TEMAS LITÚRGICOS

VIVER A EUCARISTIA: A «COMUNHÃO DE DESEJO»

 

 

 

Pedro Boléo Tomé

 

No número anterior recordámos o carácter sacrificial da Eucaristia e a conveniência de tomarmos consciência de que, mediante a celebração do Santo Sacrifício do Altar, somos transportados ao Calvário e participamos do momento central da nossa História: o mistério Pascal da Morte e Ressurreição de Jesus Cristo. Sugeríamos que nessa visão será mais fácil participar na Eucaristia mesmo quando, em consciência, nos deparamos com algum impedimento para receber o Senhor Sacramentado.

Continuando a viver o mesmo contexto eclesial, este período de amadurecimento entre os dois sínodos sobre a família e tendo entre mãos o tema candente do acolhimento e inserção na celebração eucarística dos irmãos divorciados e que casaram civilmente, gostaríamos de reflectir um pouco mais sobre como viver a Santa Missa e de realizar uma «comunhão de desejo» para quem se encontra nessas circunstâncias.

 

Há uns anos, o Mestre de Celebrações Litúrgicas Pontifícias, Mons. Guido Marini, contava numa conferência[1] que o deixava particularmente sensibilizado a explicação que os guias mais conhecedores da Basílica de S. Pedro, em Roma, davam aos visitantes ao contemplar a obra de arte de Miguel Ângelo, a Pietá. Como se sabe, a obra do grande artista está colocada onde actualmente os concelebrantes se paramentam para a celebração eucarística sempre que está presente o Santo Padre. Os guias fazem ressaltar que as mãos da Virgem estão abertas como para entregar o corpo sacrificado de Jesus aos que contemplam a cena. A Pietá foi esculpida por Miguel Ângelo como retábulo e, por isso, destinada a servir de fundo de altar na celebração eucarística. Desse modo, o celebrante e toda a assembleia podiam observar o gesto da Santíssima Virgem, no acto de doar o Salvador à sua Igreja durante a celebração. O autor da conferência terminava a narração com esta exclamação: «Que belo é o convite deste pormenor artístico! Na celebração da Missa o próprio Senhor, ressuscitado da morte, com a sua Palavra, com o seu Corpo e com o seu Sangue entrega-se a nós para que possamos entrar no mistério da sua vida e, portanto, ser salvos».
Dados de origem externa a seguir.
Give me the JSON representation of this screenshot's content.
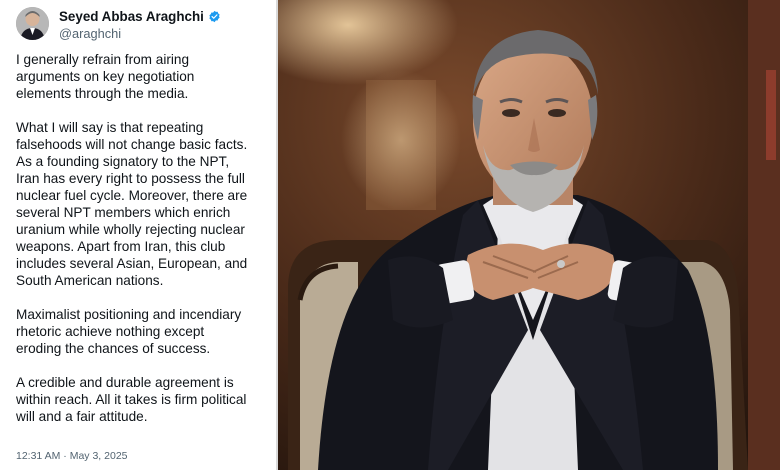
{
  "tweet": {
    "author_name": "Seyed Abbas Araghchi",
    "handle": "@araghchi",
    "verified_icon": "verified-badge-icon",
    "paragraphs": [
      "I generally refrain from airing\narguments on key negotiation\nelements through the media.",
      "What I will say is that repeating\nfalsehoods will not change basic facts.\nAs a founding signatory to the NPT,\nIran has every right to possess the full\nnuclear fuel cycle. Moreover, there are\nseveral NPT members which enrich\nuranium while wholly rejecting nuclear\nweapons. Apart from Iran, this club\nincludes several Asian, European, and\nSouth American nations.",
      "Maximalist positioning and incendiary\nrhetoric achieve nothing except\neroding the chances of success.",
      "A credible and durable agreement is\nwithin reach. All it takes is firm political\nwill and a fair attitude."
    ],
    "time": "12:31 AM",
    "separator": "·",
    "date": "May 3, 2025"
  },
  "colors": {
    "text_primary": "#0f1419",
    "text_secondary": "#536471",
    "verified_blue": "#1d9bf0"
  }
}
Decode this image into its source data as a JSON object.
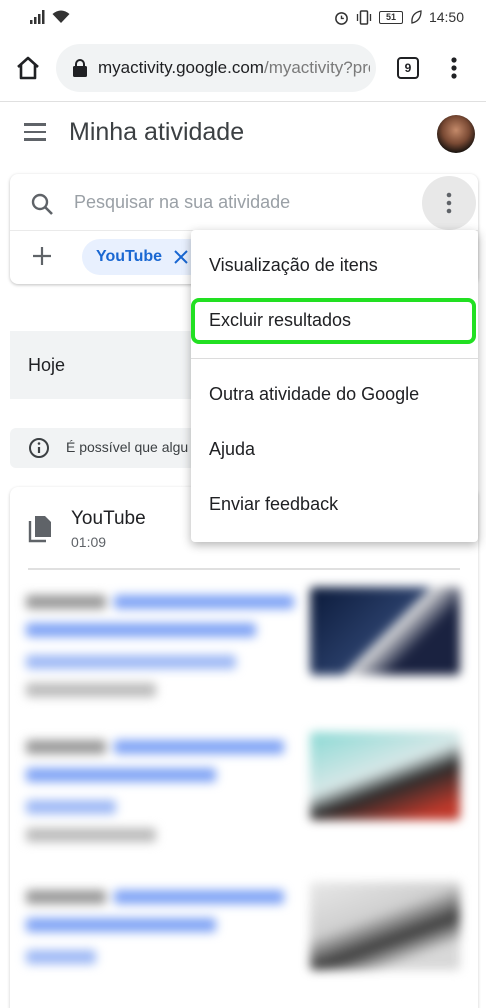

Há aqui um convite claro a receber o Filho de Maria, sendo a própria Mãe a entregá-lo e a sugerir que o recebamos. Convite que não faz senão recordar-nos as próprias palavras de Jesus na última Ceia: «Tomai todos e comei…»[2], «Tomai todos e bebei…»…[3] E, no entanto, como vimos no artigo anterior, nem sempre posso fazê-lo.[4] Como resolver esta «tensão»?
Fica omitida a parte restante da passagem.